To the northeast of Alert Bay across the Labouchere Passage is the Broughton Archipelago Marine Provincial Park, a wilderness area consisting of a maze of several small islands, numerous inlets and adjacent foreshore at the southern extremity of Queen Charlotte Strait, off the west coast of Gilford Island. The islands in the marine park are undeveloped and are largely undiscovered. Facilities are limited to a day-use recreation. The numerous remote, solitary islands incorporated in the park provide unlimited and unique fishing and swimming opportunities, and are fabulous for exploring by kayak.
Cormorant Channel Marine Provincial Park is located on either side of Weynton Pass in the Cormorant Channel, due east of Alert Bay.

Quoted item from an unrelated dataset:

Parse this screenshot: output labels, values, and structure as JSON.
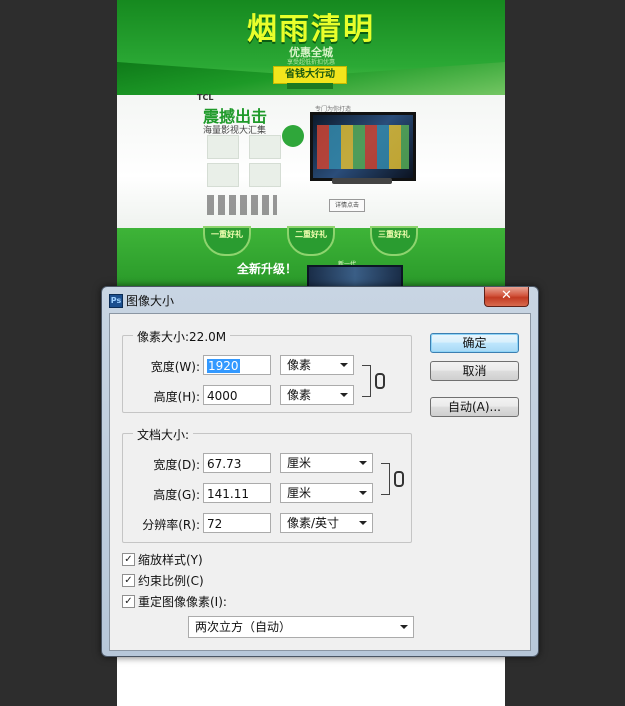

Fishing: Blackfish Sound east of Cormorant Island is productive for salmon fishing, offering feeder chinooks throughout the year. The first migratory chinooks appear in late May through to August, followed by the sockeye (June to August), pinks (July to August), coho in mid July, northern coho in September and chum salmon from late August through to October. Winter chinook end off the year by passing through toward the end of December. Halibut fishing commences in April to June, and continues through the summer to September – open water depths of 200 to 400 feet are most productive. Concentrate on Richards Channel, Ripple Passage and Bolivar Passage. Halibut around the 100 lb mark are brought in regularly, with monsters of over 200 lbs caught occasionally.
Island Hopping: Travelling between the Southern Gulf Islands and Northern Gulf Islands can be accomplished in small hops. Each of these islands is a world unto itself, each with its own history, culture and colourful characters – each island deserves at least a day or two for exploring.
B.C. Ferries operates a ferry service from Port McNeill to Alert Bay and the small, picturesque fishing village of Sointula on Malcolm Island.
Port McNeill on Vancouver Island is a thriving community on the northeastern coast of Vancouver Island and the centre of North Island logging operations. The town’s sheltered harbour is also a launching point for sportfishing enthusiasts who test their skills in the maze of waterways between Vancouver Island and the BC mainland.